DOCUMENT DE STRATEGIE DE REDUCTION DE LA PAUVRETE DSRP III (2013-2015)


Version
Download 0
Total Views 48
Stock
File Size 2.78 MB
File Type pdf
Create Date 4 janvier 2018
Last Updated 4 janvier 2018
La République de Guinée malgré ses énormes potentialités naturelles et humaines reste l’un des pays les plus pauvres du monde, avec un Indice de Développement Humain de 0.341 en 2011 correspondant au 170e rang sur 182. En effet, le pays possède près des 2/3 des réserves mondiales de bauxite avec une pluviométrie de plus 2 500 mm par an.

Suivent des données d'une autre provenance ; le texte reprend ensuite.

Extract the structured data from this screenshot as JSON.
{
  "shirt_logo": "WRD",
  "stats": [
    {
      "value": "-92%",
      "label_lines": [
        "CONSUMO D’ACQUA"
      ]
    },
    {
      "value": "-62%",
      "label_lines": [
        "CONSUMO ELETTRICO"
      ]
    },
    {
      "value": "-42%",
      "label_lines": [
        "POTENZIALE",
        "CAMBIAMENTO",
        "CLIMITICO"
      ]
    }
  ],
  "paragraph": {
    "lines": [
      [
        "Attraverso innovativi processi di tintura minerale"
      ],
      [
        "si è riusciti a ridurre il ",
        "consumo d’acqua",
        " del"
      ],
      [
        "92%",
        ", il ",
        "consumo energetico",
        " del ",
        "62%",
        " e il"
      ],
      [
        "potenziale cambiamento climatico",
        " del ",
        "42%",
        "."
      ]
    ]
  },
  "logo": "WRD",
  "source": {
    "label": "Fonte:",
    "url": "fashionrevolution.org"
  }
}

C’est pour surmonter ce paradoxe que le Gouvernement s’est engagé depuis 2000 dans le processus d’élaboration et de mise en oeuvre des DSRP. Troisième du genre, le DSRP III à l’instar des autres documents est le cadre fédérateur autour duquel le processus global de planification du développement sera recentré conformément aux orientations du Plan Quinquennal 2011-2015. Il offre un cadre de développement à moyen terme pour réaliser les Objectifs du Millénaire pour le Développement (OMD) et la vision des autorités de faire de la Guinée un pays émergent d’ici 15 à 25 ans, respectueux des droits de l’homme, de l’égalité de genre et promouvant l’Etat de droit.Le DSRP III repose sur les acquis du DSRP I et du DSRP II en matière de renforcement de la démocratie, de la stabilité du cadre macroéconomique, du développement du capital humain et de la gestion de l’environnement. La stabilité politique et la paix sociale retrouvées ont créé un cadre favorable à une meilleure gouvernance des affaires publiques, à la reprise de la coopération internationale et à un allègement substantiel de la dette publique extérieure. Le bilan des performances économiques montre que le cadre macroéconomique est relativement stabilisé avec un niveau d’inflation réduit, un niveau d’endettement extérieur en net recul, une amélioration notable des recettes budgétaires assortie d’une maîtrise des dépenses publiques. L’économie est placée sur un sentier de croissance, avec un taux de croissance du PIB réel passant de 1,9% en 2010 à 3,9% en 2012. Ces résultats sont imputables à l’efficacité des mesures de politique économique et financière ainsi qu’à la bonne performance des secteurs porteurs de croissance (agriculture et mines notamment).